Tuesday, July 27, 2010

S&P Priced In Gold: Comparison Between The Great Depression And Now (ZeroHedge)

S&P Priced In Gold: Comparison Between The Great Depression And Now

Tyler Durden's picture




For those looking at the recent moves in the gold chart with disenchanted amusement, here are some scenarios to ponder. Below are the recent cycles associated with the S&P priced in gold, where it can be seen that the ratio is once again climbing minutely to the upside, just below 0.96. That's fine, although as the chart demonstrates the lower low moves occur with greater frequency and greater downward momentum with each iteration.
Yet where this chart gets interesting is when it is recreated from the perspective of the 1930s. As can be seen, the recent lows in the ratio at around 0.9 are a joke compared to the nearly 0.2 achieved in 1932... just before FDR decided to make gold ownership illegal (and an implied gold price of over $5k in today's terms).
Are we at a point where the market's own voluntary establishment of a gold standard, or an alternative currency, is sufficient to see the "now" chart take the next decisive move in the ratio lower?
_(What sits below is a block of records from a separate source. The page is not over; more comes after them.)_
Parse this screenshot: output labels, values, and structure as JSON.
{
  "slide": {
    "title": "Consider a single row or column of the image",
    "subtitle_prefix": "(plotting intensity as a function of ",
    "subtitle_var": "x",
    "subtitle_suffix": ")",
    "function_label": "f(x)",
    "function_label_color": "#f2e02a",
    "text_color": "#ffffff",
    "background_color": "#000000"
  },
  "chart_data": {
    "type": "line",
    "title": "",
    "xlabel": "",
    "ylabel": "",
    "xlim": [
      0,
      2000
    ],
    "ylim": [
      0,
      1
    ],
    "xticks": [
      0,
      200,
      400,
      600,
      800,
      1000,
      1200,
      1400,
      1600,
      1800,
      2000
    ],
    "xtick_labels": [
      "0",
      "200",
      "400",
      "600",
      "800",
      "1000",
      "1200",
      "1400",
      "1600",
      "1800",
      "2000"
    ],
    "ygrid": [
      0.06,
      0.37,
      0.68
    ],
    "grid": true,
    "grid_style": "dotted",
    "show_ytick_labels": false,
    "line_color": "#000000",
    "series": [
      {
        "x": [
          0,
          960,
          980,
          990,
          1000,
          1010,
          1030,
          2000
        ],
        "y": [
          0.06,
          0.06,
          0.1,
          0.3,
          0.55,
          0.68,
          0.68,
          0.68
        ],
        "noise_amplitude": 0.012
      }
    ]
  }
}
And ignore the "stability" of Europe - it is all a scam predicated upon a systematic farce, and the very same conditions that caused spreads to blow out in May and June are still there - the only thing that has changed is how Europe deals with the symptoms: just like our Fed, the solution to all manifest symptoms is for them to be drowned in ever more money. Yet neither Europe, nor the US, has still addressed the actual cancer at the heart of the system which makes symptomatic breakouts all the more prevalent. And as the market once again realizes this simple truth, look for the SPX-gold relationship to take out recent lows. The only question as far as we are concerned: will Obama "learn" from the past, and do to gold what FDR did?